Methods for evaluating mathematical equations in strings.

exception mathparse.mathparse.PostfixTokenEvaluationException[source]

Exception to be raised when an expression cannot be evaluated.

mathparse.mathparse.create_unicode_word_boundary_pattern(word: str) str[source]

Create a regex pattern with Unicode-aware word boundaries.

Standard regex b word boundaries don’t work with non-ASCII characters (e.g., Devanagari, Arabic, Hebrew, Chinese, Thai, etc.). This function creates a pattern that works across all Unicode scripts.

Args:

word (str): The word to create a boundary pattern for

Returns:

str: A regex pattern string with proper Unicode boundaries

Examples:
>>> create_unicode_word_boundary_pattern("two")
'(?<![\w])two(?![\w])'
>>> create_unicode_word_boundary_pattern("दो")  # Hindi "two"
'(?:^|(?<=[\s+\-*/^()]))दो(?:$|(?=[\s+\-*/^()]))'
mathparse.mathparse.evaluate_postfix(tokens: list) int | float | str | Decimal[source]

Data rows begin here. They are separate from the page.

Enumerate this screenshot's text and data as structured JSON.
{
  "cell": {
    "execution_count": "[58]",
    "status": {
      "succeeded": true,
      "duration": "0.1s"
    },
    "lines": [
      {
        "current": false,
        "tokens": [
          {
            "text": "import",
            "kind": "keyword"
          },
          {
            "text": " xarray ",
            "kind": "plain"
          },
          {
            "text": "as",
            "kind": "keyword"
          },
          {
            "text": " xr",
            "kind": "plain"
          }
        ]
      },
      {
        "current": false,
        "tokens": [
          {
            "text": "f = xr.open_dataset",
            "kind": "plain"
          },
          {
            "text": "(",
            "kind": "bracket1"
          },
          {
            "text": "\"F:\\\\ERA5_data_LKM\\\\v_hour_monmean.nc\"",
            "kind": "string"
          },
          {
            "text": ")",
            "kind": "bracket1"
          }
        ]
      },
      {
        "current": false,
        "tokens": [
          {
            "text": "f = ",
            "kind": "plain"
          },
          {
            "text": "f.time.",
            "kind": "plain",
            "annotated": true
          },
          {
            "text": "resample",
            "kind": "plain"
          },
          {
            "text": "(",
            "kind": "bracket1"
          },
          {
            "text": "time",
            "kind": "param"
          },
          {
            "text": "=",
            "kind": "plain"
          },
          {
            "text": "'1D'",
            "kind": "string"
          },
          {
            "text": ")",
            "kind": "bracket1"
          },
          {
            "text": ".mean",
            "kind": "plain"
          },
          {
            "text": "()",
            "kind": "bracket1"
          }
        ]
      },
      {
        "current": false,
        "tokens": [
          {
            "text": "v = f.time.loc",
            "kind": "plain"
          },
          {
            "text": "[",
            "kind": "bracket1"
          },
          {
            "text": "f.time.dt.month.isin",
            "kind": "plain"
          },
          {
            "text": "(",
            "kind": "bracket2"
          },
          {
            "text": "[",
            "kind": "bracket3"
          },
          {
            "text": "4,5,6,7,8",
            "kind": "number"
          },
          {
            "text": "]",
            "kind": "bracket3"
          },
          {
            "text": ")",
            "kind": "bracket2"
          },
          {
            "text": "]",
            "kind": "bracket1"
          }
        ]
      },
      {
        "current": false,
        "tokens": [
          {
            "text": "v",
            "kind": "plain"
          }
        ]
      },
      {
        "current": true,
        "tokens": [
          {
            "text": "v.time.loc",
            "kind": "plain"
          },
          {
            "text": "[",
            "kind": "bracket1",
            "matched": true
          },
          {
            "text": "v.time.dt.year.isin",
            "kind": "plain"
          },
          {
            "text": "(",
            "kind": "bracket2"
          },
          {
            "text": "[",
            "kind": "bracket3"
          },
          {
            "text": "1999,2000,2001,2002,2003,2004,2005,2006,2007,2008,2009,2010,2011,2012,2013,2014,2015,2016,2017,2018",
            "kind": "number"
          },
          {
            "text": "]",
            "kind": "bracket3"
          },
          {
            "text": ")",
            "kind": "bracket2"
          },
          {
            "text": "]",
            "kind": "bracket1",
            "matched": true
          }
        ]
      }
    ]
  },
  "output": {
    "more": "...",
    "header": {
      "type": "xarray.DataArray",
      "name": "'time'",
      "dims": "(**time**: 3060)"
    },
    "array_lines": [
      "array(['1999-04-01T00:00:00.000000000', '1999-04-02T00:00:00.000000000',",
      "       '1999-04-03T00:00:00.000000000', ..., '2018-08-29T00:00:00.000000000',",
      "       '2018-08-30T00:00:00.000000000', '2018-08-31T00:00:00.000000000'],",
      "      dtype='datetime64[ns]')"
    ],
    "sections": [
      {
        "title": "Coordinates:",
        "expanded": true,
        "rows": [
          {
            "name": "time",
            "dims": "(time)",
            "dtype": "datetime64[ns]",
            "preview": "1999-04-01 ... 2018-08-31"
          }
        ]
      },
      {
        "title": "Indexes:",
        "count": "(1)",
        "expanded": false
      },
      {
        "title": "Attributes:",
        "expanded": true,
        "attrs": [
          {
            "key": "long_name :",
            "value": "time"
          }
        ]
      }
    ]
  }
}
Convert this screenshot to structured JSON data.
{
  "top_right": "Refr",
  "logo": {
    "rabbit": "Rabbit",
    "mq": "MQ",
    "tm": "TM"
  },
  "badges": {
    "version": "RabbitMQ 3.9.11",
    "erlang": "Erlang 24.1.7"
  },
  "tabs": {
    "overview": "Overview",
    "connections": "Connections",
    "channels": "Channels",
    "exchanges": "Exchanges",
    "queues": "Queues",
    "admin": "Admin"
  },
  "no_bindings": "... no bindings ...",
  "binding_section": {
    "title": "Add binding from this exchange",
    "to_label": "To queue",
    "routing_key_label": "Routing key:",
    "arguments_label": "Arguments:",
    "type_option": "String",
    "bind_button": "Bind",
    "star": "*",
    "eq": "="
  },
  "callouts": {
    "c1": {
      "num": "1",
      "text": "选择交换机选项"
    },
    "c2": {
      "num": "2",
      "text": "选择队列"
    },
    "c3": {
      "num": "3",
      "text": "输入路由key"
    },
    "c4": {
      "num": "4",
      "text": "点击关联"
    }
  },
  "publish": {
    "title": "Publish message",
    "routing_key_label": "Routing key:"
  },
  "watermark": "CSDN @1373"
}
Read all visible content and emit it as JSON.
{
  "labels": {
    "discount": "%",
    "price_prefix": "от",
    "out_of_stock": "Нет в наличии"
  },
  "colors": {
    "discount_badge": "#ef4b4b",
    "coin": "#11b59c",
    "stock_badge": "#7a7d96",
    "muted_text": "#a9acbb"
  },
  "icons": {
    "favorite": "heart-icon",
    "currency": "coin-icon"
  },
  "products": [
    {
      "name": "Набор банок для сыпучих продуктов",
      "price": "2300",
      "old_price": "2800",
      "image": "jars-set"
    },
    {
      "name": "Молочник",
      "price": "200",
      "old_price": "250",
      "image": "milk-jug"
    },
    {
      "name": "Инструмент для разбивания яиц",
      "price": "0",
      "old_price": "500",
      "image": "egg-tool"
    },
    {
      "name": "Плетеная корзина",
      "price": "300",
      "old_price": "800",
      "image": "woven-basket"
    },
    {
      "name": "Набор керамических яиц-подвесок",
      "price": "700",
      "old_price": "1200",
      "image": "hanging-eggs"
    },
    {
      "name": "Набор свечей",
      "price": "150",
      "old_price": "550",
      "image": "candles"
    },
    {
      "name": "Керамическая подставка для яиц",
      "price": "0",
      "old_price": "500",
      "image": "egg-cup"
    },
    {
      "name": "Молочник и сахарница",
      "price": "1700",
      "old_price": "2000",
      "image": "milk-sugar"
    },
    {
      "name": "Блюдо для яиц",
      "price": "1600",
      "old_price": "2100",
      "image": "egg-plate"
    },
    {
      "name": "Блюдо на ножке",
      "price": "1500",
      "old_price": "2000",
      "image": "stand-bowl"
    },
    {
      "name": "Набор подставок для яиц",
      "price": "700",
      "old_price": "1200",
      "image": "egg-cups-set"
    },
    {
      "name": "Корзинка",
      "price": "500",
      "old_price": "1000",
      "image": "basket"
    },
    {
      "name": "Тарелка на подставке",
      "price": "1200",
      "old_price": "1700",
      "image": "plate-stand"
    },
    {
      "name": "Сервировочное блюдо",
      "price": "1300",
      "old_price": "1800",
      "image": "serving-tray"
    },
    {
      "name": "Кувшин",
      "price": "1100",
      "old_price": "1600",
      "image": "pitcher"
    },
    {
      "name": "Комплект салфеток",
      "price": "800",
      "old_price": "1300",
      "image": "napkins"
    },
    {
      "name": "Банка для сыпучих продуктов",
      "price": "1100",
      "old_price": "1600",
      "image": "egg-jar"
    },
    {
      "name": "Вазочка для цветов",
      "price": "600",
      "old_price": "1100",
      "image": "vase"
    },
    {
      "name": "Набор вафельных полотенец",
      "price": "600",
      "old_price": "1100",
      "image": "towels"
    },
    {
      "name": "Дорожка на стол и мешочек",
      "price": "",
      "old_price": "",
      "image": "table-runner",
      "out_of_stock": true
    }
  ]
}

Given a list of evaluatable tokens in postfix format, calculate a solution.

mathparse.mathparse.extract_expression(dirty_string: str, language: str) str[source]

Extract a mathematical expression from a sentence containing extra text.

This function identifies and extracts the mathematical portion from natural language sentences like: “What is 4 + 4?” or “Calculate five plus three”. It works by finding the longest sequence of mathematical symbols and words.

Args:
dirty_string (str): A sentence or phrase containing a mathematical

expression mixed with other text.

language (str): ISO 639-2 language code to identify mathematical

words in the target language.

Returns:

str: The extracted mathematical expression as a string.

Examples:
>>> extract_expression("What is 5 plus 3?", language='ENG')
'5 plus 3'
>>> extract_expression(
        "Please calculate two times seven", language='ENG'
    )
'two times seven'
>>> extract_expression(
        "The result of 10 / 2 should be 5", language=None
    )
'10 / 2'
Note:
  • The function looks for continuous sequences of mathematical terms

  • Non-mathematical words at the beginning and end are stripped

  • The language parameter is required to identify word-based math terms

mathparse.mathparse.find_word_groups(string: str, words: list) list[source]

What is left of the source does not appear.